No caso do espectáculo A Mãe, a luta é pelo direito a um salário fixo, a direitos inalienáveis dos trabalhadores, ao direito à greve, ao direito à escolaridade mínima que possa proporcionar um olhar lúcido e esclarecido perante a vida. A Mãe fala acerca das batalhar travadas pelos trabalhadores e dos seus custos. Gonçalo Amorim fez questão de manter o efeito de distanciação, criado por Brecht. Segundo Brecht, Para o actor é difícil e cansativo provocar, em si, todas as noites, determinadas emoções ou determinados estados de alma; em contrapartida é-lhe mais fácil revelar os indícios externos que acompanham e denunciam essas emoções. Mas a transmissão de emoções ao espectador – contágio emocional – não é, decerto, uma transmissão pura e simples. Nela surge o efeito de distanciação, que não se apresenta sob uma forma despida de emoções, mas, sim, sob forma de emoções bem determinadas que não precisam de encobrir-se com as da personagem representada. Perante a mágoa, o espectador pode sentir alegria. Perante a raiva, repugnância. Neste espectáculo vimos os actores apresentarem-se depois de terem começado o acto de representação, vimo-los a entoarem belíssimas canções acompanhados ao piano e ao acordeão, apercebemo-nos da ficha técnica a meio do espectáculo, fomos invadidos por imagens, fotografias e dísticos projectados num écran e sofremos com os actores a dor de Pelagea Vlassova: a incansável Mãe que luta por mostrar que ainda há esperança de um mundo melhor. Foram muitas as contaminações de linhas, e estéticas, desde o teatro oriental até ao musical. No final, a imagem bela de uma mãe ainda com o filho no ventre, que estica a corda do sistema, largando-a com um violento som para que a humanidade ouça a voz da razão e possa lutar contra a injustiça.
Uma encenação conseguida, suportada por um excelente colectivo de actores que deslizou ao longo do espectáculo com o ritmo apropriado e com a cumplicidade esperada. Segundo Gonçalo Amorim este foi “um processo colectivo, uma viagem estética e de emancipação.” Todos nós ouvimos a nossa Pelagea Vlassova clamar por um mundo mais justo. Alguns de nós ficaram com vontade de transformar o mundo. Foi cumprido o projecto de Brecht. Quanto mais não seja por isso é justo lembrar as palavras do dramaturgo, escritas em 1934: Hoje, o escritor que deseje combater a mentira e a ignorância tem de lutar, pelo menos, com cinco dificuldades.

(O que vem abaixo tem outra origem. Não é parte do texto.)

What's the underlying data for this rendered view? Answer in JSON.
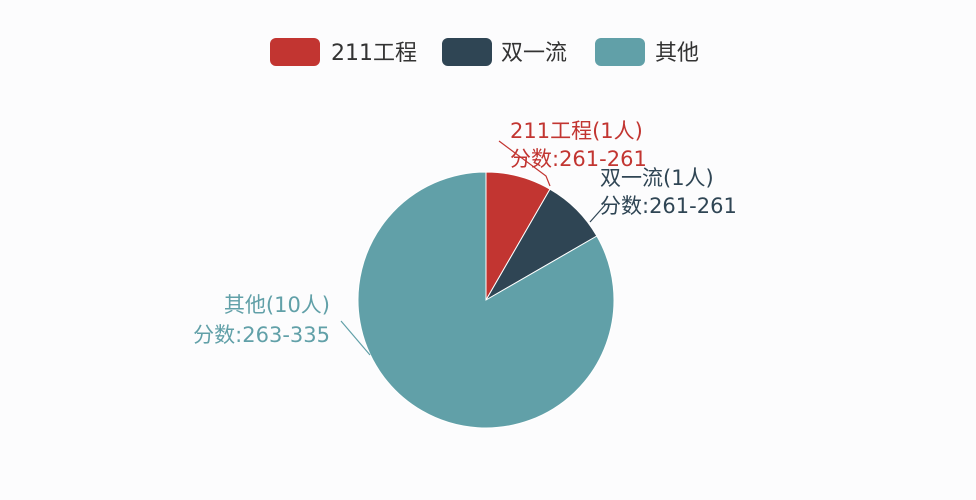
{
  "chart_data": {
    "type": "pie",
    "legend_position": "top-center",
    "series": [
      {
        "name": "211工程",
        "value": 1,
        "label_line1": "211工程(1人)",
        "label_line2": "分数:261-261",
        "color": "#c23531"
      },
      {
        "name": "双一流",
        "value": 1,
        "label_line1": "双一流(1人)",
        "label_line2": "分数:261-261",
        "color": "#2f4554"
      },
      {
        "name": "其他",
        "value": 10,
        "label_line1": "其他(10人)",
        "label_line2": "分数:263-335",
        "color": "#61a0a8"
      }
    ]
  }
}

É-lhe necessária a coragem de dizer a verdade, numa altura em que por toda a parte se empenham em sufocá-la; a inteligência de a reconhecer, quando por toda a parte a ocultam; a arte de a tornar manejável com uma arma; o discernimento suficiente para escolher aqueles em cujas mãos ela se tornará eficaz; finalmente precisa de ter habilidade para difundir entre eles. Estas dificuldades são grandes para os que escrevem sob o jugo do fascismo; aqueles que fugiram ou foram expulsos também sentem o peso delas; e até os que escrevem num regime de liberdade burguesa não estão livres da sua acção.